La sussistenza dei presupposti, rappresentati da elementi certi e precisi, al fine della deduzione fiscale delle perdite su crediti è stata più volte oggetto di dubbie interpretazioni e di un considerevole contenzioso tra Amministrazione finanziaria e contribuente.
Il persistere di una negativa e prolungata congiuntura economica ha fortemente ampliato il numero di soggetti insolventi determinando nel Legislatore la necessità di intervenire sulla materia e modificando la disciplina che regolamenta la deducibilità delle perdite su crediti al fine di garantire parità di trattamento nei confronti di tutte le tipologie di imprese, indipendentemente dagli standard contabili adottati.
Tali costi rappresentano un componente negativo del reddito fiscale d’impresa se, alternativamente:
- risultano da elementi certi e precisi, ad eccezione di alcuni casi specifici come:
- per le perdite su crediti di importo modesto e la cui scadenza sia decorsa da almeno sei mesi
- nel caso sia prescritto il diritto alla riscossione;
La medesima deroga è riconosciuta alle imprese che adottano i principi contabili internazionali e a quelle che adottano gli Oic adopter, (art. 1, co. 160, lett. b), della Legge n. 147/2013) nell’ipotesi di cancellazione dei crediti iscritti in bilancio a causa di eventi estintivi, contemplata dai medesimi standard.

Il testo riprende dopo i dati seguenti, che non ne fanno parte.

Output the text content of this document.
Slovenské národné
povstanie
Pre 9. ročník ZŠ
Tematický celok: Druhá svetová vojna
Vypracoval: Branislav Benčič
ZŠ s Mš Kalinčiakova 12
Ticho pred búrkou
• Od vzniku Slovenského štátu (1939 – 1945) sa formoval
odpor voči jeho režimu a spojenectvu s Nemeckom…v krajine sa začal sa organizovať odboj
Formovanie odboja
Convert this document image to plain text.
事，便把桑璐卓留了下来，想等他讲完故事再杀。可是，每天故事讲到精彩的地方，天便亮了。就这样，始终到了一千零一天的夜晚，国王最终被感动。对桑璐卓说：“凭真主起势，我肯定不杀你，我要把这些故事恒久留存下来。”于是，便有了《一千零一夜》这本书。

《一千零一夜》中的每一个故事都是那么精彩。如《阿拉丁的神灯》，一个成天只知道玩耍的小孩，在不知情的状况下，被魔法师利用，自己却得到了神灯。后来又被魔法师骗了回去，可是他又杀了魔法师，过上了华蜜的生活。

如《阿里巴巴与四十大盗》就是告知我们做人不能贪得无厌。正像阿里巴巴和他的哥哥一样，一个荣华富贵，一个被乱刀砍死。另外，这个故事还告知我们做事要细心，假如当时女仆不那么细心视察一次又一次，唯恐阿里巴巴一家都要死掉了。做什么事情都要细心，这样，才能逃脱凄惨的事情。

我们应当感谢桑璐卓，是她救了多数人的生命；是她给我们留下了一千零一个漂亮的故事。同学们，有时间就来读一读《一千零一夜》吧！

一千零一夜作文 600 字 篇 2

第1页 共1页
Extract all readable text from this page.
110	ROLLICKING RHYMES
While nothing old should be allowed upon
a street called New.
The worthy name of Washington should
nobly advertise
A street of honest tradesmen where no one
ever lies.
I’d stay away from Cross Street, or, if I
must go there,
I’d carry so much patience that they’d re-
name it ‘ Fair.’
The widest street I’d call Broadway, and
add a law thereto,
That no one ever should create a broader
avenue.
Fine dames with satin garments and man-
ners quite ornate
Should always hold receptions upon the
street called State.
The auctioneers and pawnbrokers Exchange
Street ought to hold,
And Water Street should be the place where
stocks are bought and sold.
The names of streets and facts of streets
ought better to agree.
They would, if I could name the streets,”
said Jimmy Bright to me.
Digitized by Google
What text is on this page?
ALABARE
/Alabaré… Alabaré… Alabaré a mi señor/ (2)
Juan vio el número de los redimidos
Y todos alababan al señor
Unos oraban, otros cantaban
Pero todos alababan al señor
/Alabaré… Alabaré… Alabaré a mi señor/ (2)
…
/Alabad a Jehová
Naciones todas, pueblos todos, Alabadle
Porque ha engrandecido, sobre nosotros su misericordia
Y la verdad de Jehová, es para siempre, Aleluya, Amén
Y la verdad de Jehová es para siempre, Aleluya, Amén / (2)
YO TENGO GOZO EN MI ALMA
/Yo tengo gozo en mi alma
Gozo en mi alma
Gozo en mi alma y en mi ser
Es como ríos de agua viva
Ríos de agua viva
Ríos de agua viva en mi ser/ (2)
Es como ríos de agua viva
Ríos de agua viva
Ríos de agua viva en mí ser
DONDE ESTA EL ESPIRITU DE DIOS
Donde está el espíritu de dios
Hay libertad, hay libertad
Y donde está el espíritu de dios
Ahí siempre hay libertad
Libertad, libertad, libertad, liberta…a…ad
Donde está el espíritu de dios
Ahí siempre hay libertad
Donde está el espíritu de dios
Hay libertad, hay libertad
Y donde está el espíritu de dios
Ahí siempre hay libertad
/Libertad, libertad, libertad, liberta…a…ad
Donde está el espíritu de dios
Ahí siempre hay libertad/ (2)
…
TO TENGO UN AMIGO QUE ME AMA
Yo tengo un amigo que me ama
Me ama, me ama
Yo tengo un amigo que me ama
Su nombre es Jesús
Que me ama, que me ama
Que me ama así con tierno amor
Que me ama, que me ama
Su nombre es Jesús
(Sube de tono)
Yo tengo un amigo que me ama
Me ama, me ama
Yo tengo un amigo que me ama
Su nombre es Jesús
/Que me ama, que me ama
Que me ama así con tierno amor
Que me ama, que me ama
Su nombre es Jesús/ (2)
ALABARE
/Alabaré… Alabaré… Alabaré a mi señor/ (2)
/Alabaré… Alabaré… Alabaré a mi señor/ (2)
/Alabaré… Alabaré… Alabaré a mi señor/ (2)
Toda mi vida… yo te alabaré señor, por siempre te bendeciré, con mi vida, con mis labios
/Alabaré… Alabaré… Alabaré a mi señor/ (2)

- il debitore è assoggettato a una procedura concorsuale ovvero ha concluso un accordo di ristrutturazione dei debiti omologato (art. 182-bis della Legge Fallimentare).
Sussiste, inoltre, la possibilità di dedurre perdite su crediti se queste ultime sono di modesto importo e il termine per il pagamento del credito è scaduto da almeno sei mesi senza dimostrare il verificarsi degli elementi di certezza e precisione previsti, invece, in tutti gli altri casi.